Se 20 anos são curtos, 50 também o serão, e 100 também, porque a língua
tem 900.
O que ele
esconde com esta retórica é que a avaliação de um sistema não precisa de
séculos. A coerência interna de uma língua avalia-se pela lógica, não
pela cronologia. Se eu desenhar um mapa com coordenadas erradas, não
preciso de esperar 50 anos para saber que os viajantes se vão perder;
posso analisar a geometria do mapa no dia seguinte. O Acordo Ortográfico
tem vícios lógicos que são atemporais e que a retórica do autor tenta
abafar com a névoa do "tempo histórico".
2. A "coerência interna" e o pecado da exceção (O "deus dará")
O
historiador deixa a coerência "ao deus dará". Coerência interna é a
relação previsível entre a fonologia (o som) e a grafia (a escrita), e a
relação morfológica entre palavras da mesma família (ex: eletricidade /
elétrico). Se a língua não obedece a decretos, porque assume que
obedece a este?
O Acordo
Ortográfico, na sua aplicação prática, quebrou essa coerência em vez de
a aperfeiçoar. Ele eliminou as consoantes mudas (ex: acção, ação), mas
apenas quando não são pronunciadas. Contudo, na derivação, essas mesmas
consoantes reaparecem porque são pronunciadas: escrevemos ação (sem
'c'), mas escrevemos acionista ou acionar (com 'c'? Não, espera, a regra
é acionar sem 'c' também? Vamos a um exemplo mais claro: contacto,
passou a contato em Portugal? Não, a regra diz que se a consoante for
pronunciada, mantém-se. Então pacto mantém o 'c' porque se pronuncia?
Com isto abre-se caminho à confusão.
O exemplo clássico é a dupla grafia de verbos que passaram a ter oscilações caóticas. Como já referi no artigo https://antonio-justo.eu/?p=11083
o que o Acordo fez foi substituir uma ortografia etimológica (com
regras claras, ainda que complexas) por uma ortografia fonética
superficial, mas cheia de exceções e casuísmos e empobrecimento das
pessoas gramaticais. É exatamente o oposto de uma coerência interna,
passando a ser uma colcha de retalhos. Ignorar esta análise técnica em
nome de "já passou uma geração" é, de facto, deixar o rigor ao acaso.

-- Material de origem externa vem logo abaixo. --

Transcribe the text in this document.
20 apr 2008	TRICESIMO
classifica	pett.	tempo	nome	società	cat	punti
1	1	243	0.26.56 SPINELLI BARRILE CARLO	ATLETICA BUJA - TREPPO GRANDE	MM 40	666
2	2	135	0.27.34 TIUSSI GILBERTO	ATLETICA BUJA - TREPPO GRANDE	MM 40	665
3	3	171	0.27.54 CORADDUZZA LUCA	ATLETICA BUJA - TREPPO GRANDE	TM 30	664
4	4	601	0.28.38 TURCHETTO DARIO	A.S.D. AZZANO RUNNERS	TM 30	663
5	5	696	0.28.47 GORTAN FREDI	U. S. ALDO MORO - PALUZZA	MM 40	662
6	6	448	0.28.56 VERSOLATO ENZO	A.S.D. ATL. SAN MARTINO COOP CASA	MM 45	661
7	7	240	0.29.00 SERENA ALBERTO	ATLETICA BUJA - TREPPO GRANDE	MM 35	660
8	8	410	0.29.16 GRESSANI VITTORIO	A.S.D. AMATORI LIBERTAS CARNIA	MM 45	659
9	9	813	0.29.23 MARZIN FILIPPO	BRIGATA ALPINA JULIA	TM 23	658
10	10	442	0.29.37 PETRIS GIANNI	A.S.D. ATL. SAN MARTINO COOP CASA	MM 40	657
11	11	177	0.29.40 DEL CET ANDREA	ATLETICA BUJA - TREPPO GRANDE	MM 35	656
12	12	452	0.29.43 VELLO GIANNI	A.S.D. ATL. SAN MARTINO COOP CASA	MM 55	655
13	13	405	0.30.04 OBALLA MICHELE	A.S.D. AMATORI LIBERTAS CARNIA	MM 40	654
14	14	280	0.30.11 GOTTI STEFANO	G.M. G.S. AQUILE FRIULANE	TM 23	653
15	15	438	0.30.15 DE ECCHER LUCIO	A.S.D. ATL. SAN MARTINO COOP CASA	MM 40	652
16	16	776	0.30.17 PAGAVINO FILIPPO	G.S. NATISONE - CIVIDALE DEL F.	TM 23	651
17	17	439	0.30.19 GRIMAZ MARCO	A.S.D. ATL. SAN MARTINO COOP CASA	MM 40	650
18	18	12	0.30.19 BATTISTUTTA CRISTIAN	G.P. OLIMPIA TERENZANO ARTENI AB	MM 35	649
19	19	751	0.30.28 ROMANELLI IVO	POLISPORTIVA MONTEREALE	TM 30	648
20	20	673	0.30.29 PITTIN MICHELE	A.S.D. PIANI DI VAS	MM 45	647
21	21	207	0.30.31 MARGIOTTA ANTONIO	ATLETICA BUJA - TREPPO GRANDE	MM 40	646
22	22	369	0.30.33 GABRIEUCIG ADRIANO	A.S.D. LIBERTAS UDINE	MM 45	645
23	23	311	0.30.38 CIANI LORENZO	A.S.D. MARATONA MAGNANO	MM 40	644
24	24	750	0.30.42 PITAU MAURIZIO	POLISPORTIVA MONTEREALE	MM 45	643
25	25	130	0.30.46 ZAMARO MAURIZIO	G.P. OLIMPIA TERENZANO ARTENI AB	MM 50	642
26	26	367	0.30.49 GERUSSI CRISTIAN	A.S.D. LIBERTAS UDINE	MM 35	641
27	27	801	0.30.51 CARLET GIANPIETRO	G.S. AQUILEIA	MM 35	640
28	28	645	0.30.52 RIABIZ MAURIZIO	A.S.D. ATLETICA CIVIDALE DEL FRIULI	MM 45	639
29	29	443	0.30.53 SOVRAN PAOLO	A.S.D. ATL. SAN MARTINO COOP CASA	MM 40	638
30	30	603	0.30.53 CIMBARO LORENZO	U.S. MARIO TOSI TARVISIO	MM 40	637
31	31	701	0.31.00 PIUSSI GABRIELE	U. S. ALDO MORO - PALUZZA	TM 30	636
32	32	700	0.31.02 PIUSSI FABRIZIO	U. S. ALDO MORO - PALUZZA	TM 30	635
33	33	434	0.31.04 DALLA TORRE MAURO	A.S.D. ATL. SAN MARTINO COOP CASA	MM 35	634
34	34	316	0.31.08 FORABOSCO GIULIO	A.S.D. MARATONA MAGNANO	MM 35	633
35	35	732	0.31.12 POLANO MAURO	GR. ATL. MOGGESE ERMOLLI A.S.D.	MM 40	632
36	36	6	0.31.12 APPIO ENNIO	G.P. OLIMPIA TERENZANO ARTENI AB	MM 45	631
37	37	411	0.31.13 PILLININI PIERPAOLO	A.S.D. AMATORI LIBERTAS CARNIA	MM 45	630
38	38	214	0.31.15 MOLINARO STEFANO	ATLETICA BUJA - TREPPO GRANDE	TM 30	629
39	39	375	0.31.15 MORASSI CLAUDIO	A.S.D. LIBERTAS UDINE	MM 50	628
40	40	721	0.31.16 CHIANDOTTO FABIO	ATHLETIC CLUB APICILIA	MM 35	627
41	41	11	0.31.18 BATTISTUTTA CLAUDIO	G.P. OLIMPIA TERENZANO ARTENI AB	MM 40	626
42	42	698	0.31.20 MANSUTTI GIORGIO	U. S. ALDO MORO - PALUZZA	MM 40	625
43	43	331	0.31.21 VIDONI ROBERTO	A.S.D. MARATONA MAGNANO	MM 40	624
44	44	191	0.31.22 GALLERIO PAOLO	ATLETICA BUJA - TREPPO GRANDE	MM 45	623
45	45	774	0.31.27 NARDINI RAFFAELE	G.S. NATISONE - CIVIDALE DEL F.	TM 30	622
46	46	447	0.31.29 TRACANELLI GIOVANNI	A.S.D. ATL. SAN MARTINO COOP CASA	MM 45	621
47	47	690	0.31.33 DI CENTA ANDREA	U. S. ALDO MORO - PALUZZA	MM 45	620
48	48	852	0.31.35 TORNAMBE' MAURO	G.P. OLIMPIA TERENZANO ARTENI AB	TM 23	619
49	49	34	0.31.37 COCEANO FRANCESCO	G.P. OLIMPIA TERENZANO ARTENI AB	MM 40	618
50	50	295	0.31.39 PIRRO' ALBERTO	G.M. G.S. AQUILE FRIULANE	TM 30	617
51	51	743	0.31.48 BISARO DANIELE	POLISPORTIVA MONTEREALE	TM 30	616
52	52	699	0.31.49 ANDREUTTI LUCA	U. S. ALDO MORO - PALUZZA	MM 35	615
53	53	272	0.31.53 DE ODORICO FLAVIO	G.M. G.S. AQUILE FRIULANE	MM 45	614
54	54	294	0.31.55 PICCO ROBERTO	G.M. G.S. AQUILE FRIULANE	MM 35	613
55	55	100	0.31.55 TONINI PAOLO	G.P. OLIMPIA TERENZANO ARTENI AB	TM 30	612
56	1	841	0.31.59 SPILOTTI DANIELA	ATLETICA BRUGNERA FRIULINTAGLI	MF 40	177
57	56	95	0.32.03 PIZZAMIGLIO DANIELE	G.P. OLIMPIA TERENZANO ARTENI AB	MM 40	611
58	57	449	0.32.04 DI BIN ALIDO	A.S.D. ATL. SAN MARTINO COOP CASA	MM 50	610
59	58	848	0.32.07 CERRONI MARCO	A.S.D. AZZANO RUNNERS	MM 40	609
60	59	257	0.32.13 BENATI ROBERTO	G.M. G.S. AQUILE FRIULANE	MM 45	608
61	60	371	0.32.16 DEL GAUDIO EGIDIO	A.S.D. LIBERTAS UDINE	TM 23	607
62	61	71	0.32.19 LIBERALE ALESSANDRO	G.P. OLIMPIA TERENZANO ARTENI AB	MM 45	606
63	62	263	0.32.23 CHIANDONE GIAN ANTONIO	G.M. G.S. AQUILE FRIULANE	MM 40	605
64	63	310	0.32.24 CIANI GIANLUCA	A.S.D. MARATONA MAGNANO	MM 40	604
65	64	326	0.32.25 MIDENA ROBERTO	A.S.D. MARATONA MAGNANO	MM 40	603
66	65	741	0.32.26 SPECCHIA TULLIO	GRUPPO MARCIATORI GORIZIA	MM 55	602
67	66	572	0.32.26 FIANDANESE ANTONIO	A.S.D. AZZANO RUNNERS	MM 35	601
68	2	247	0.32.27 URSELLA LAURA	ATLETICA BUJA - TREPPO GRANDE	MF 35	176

3. A confusão entre "sucesso de implementação" e "qualidade sistémica"
O
autor do texto troca os campos semânticos propositadamente. Ele diz que
não se pode chamar "fracasso" porque as pessoas estão a escrever de
acordo com a nova norma. Mas isso é confundir adesão forçada com
qualidade linguística.
A
escolaridade obrigatória e os dicionários institucionais impõem
qualquer norma, mesmo que ela seja má. A questão nunca foi se as pessoas
conseguem adaptar-se (elas conseguem porque os humanos são plásticos),
mas sim o que se perdeu nessa adaptação. Perdeu-se a transparência
etimológica (a ligação ao latim e grego, que ajudava na compreensão de
palavras eruditas), perdeu-se a distinção gráfica entre palavras
homófonas (ex: cesta e sexta já eram confusas, mas outras surgiram) e,
sobretudo, perdeu-se a unicidade da raiz morfológica. Avaliar o sucesso
ou fracasso sem passar pelo crivo da funcionalidade cognitiva e
pedagógica é um debate vazio. O autor foge desse crivo porque, se o
enfrentasse, teria de admitir que a reforma é, na melhor das hipóteses,
um mal que atenta contra a lógica da língua.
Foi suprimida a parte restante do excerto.